When it comes to the large-cap portion of his clients' asset allocations, Scott Whyte, financial adviser with Michigan-based Bloom Asset Management, says he opts for mega-cap funds -- those holding stocks with market values above $30 billion. He looks for low turnover to minimize tax consequences.
"Large-caps, especially the mega-caps, are less dynamic than small-caps and that helps on taxes because the fund manager does not have to trade a stock that grows too quickly," says Whyte, whose favorite funds include the
Jensen fund and the
American Funds Growth Fund of America.
He also subdivides his large-cap holdings into three segments, preferring to overweight value stocks at 40% compared with growth and blend stocks at 30% each.
Tim Medley, financial adviser at Mississippi-based Medley & Brown, on the other hand, doesn't make a distinction between value and growth in his large-cap portfolio, though he says he eventually finds himself in value funds anyway.
"We simply look for great managers with stellar track records," says Medley. "Generally that leads us to value funds since long-term research says value outperforms growth."
Some of the large value funds Medley puts his clients in include the
Oakmark I fund managed by Bill Nygren and the
If an investor is looking to put more than $100,000 to work, Mary Rinehart, a financial adviser at North Carolina-based Rinehart & Associates, says she will buy her client individual equities, not funds, to fill out the large-cap part of their portfolio. She says dealing with lots of fewer than 100 shares makes trading difficult.
For investors below the $100,000 level, she relies on the
Buffalo U.S.A. Global fund and
Dodge & Cox Stock fund, "if you can get into it."
Roy Ballantine, money manager at Ballantine Finn in New Hampshire, employs an entirely different tack for his customers' large-cap needs.
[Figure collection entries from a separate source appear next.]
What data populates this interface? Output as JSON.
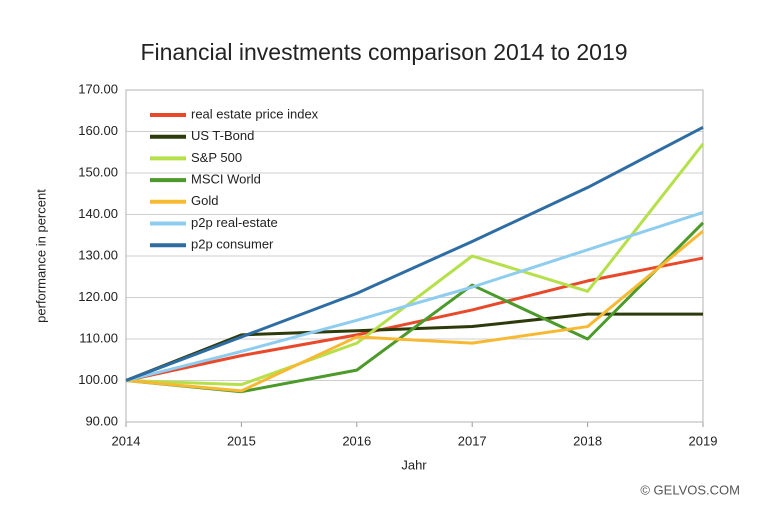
{
  "chart_data": {
    "type": "line",
    "title": "Financial investments comparison 2014 to 2019",
    "x_label": "Jahr",
    "y_label": "performance in percent",
    "credit": "© GELVOS.COM",
    "x": [
      2014,
      2015,
      2016,
      2017,
      2018,
      2019
    ],
    "xlim": [
      2014,
      2019
    ],
    "xticks": [
      2014,
      2015,
      2016,
      2017,
      2018,
      2019
    ],
    "ylim": [
      90,
      170
    ],
    "yticks": [
      {
        "value": 90,
        "label": "90.00"
      },
      {
        "value": 100,
        "label": "100.00"
      },
      {
        "value": 110,
        "label": "110.00"
      },
      {
        "value": 120,
        "label": "120.00"
      },
      {
        "value": 130,
        "label": "130.00"
      },
      {
        "value": 140,
        "label": "140.00"
      },
      {
        "value": 150,
        "label": "150.00"
      },
      {
        "value": 160,
        "label": "160.00"
      },
      {
        "value": 170,
        "label": "170.00"
      }
    ],
    "grid": true,
    "legend": "upper left",
    "series": [
      {
        "name": "real estate price index",
        "color": "#e8492a",
        "values": [
          100,
          106,
          111,
          117,
          124,
          129.5
        ]
      },
      {
        "name": "US T-Bond",
        "color": "#2d3b0b",
        "values": [
          100,
          111,
          112,
          113,
          116,
          116
        ]
      },
      {
        "name": "S&P 500",
        "color": "#b5e04a",
        "values": [
          100,
          99,
          109,
          130,
          121.5,
          157
        ]
      },
      {
        "name": "MSCI World",
        "color": "#4c9a2a",
        "values": [
          100,
          97.3,
          102.5,
          123,
          110,
          138
        ]
      },
      {
        "name": "Gold",
        "color": "#f8b932",
        "values": [
          100,
          97.5,
          110.5,
          109,
          113,
          136
        ]
      },
      {
        "name": "p2p real-estate",
        "color": "#8fcdf0",
        "values": [
          100,
          107,
          114.5,
          122.5,
          131.5,
          140.5
        ]
      },
      {
        "name": "p2p consumer",
        "color": "#2e6da4",
        "values": [
          100,
          110.5,
          121,
          133.5,
          146.5,
          161
        ]
      }
    ]
  }
}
Ballantine doesn't split large-cap stocks into value, growth and core, nor does he buy individual stocks or even funds. Instead, he keeps things simple by purchasing the
iShares Russell 1000
ETF, which holds both value and growth stocks.
"I prefer to avoid the tax consequences that come with excessive portfolio rebalancing," says Ballantine. "If you break it up into too many pieces, there is a greater chance you will have to sell off a piece when you rebalance, thus causing a taxable event."
Stiles is also using ETFs to manage the large-cap portion of her clients' portfolios. She expects the practice to increase in the future due to its cost-effectiveness. Large-cap ETFs tend to have costs less than 0.25%, which is far below the 1.5% fee for the average actively managed mutual fund.
"As the industry evolves from mutual funds, we will use more and more ETFs," says Stiles. "They are a cheap, efficient alternative to traditional funds."